Un chemin qui monte, semblable aux milliers
d’autres empruntés depuis la nuit des temps par les habitants de la région. Un
sentier au milieu duquel le ruissellement des eaux de pluie avaient creusé de
profondes rides sinueuses, ornées de cailloux ronds semblables à des galets et d’autres
de formes diverses.
Mes grands oncles El Hocine et Salah, frères de ma Grand-mère
paternelle, occupaient encore une des maisons dont la plupart étaient désertées
par les plus jeunes, rendus depuis fort longtemps des citadins bien intégrés. À
notre arrivée et avant même de nous inviter à nous asseoir Dada El Hocine, nous dit ‘’Vous avez le temps de prendre un café,
n’est-ce pas !?’’ Et, il ajouta ‘’installez
vous sous le figuier. Ça ne sera pas long.’’ Il poursuivit d’un air
narquois ‘’Te rends-tu compte à quel
point la vie a changé’’… Ma réponse
était laconique mais je savais qu’il l’appréciait… ‘‘Il faut bien qu’elle change sinon on ne progresse pas…’’ Et lui
de poursuivre sans transition, tout en faisant un clin d’œil à mes amis et
accompagnateurs, que je feignais de ne pas voir, ‘’Depuis que tu fais de la
politique tu as appris à parler… ‘’.
Je souriais et le laissais
faire la conversation. Il expliquait avec moult détails, comment, pourquoi et à
quel moment, mon arrière grand père Ali, le
bâtisseur, avait décidé de quitter la Kabylie pour s’installer dans les Aurès.

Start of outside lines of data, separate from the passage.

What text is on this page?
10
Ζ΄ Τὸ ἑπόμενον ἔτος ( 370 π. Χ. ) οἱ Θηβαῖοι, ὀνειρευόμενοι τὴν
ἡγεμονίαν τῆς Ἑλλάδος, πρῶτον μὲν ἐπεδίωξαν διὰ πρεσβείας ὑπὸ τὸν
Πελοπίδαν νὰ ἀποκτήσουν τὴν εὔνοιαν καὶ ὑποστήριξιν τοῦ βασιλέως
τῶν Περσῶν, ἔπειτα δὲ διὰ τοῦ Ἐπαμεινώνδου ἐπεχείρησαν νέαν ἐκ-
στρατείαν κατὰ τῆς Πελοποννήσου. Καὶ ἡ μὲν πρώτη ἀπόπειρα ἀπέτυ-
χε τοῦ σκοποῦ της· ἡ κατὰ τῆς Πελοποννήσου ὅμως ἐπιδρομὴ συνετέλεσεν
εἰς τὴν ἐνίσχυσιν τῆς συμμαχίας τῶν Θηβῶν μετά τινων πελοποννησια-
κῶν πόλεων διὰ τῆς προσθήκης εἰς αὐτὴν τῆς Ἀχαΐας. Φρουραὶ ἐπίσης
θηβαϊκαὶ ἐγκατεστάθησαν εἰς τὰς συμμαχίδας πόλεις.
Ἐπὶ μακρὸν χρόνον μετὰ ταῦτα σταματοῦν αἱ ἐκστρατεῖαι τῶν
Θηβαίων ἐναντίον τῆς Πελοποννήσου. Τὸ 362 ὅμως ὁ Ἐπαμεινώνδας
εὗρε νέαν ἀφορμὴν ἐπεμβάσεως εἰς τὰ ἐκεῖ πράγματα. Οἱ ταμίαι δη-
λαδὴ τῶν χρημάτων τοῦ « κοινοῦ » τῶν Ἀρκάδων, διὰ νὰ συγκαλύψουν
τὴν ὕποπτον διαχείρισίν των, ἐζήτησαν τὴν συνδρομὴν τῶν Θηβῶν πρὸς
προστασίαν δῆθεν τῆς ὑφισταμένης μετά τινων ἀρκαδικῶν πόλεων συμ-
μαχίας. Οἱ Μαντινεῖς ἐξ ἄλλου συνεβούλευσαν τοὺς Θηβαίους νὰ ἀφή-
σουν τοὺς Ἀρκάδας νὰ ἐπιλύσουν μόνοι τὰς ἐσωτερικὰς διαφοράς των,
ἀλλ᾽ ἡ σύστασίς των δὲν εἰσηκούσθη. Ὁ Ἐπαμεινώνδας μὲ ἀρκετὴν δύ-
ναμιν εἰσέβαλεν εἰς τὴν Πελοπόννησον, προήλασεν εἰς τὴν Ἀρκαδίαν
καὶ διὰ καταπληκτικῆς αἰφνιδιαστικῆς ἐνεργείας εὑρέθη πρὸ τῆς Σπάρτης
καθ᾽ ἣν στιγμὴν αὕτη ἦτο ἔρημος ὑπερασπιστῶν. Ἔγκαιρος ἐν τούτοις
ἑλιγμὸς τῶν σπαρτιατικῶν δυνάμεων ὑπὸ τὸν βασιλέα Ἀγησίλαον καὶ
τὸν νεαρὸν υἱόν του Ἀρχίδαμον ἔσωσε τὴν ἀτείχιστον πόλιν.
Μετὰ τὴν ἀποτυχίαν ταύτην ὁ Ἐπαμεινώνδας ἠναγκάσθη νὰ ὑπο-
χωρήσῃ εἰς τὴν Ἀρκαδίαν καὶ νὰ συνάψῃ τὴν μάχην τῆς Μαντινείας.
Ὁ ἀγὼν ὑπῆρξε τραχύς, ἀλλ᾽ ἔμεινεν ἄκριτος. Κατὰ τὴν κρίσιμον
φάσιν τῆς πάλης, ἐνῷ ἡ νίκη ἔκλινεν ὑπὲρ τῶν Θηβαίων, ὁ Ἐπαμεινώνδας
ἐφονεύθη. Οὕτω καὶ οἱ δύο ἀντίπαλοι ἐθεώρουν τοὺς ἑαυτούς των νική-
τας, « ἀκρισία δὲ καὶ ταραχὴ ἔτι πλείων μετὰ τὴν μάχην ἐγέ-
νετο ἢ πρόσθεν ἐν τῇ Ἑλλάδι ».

‘’Vous savez, nous dit-il, vous avez beau vous éloignez du nid
familial, vous y revenez toujours… un
jour ou l’autre. Vous revenez avec un
regard neuf, une vision neuve, un amour neuf, une compréhension de la vie
différente de celle que les anciens avaient’’.
Mustapha, participait à la conversation
alors que Kamel, se faisait discret sans perdre un mot de la conversation. En fait, Mustapha, n’hésitait pas à dire qu’en ce
qui le concerne il passait presque tous ses Week-ends avec son frère à Ain El Hammam alors que s’il n’insistait pas
nous resterions toujours à Alger… Et mon oncle tout en hochant la tête, nous
invitait à suivre son exemple, ‘’vous savez, les jeunes, l’air de la
montagne est bon pour les poumons et une nuit de sommeil à proximité du Djurdjura
vaut mille nuits à Alger... vous devriez revenir plus souvent !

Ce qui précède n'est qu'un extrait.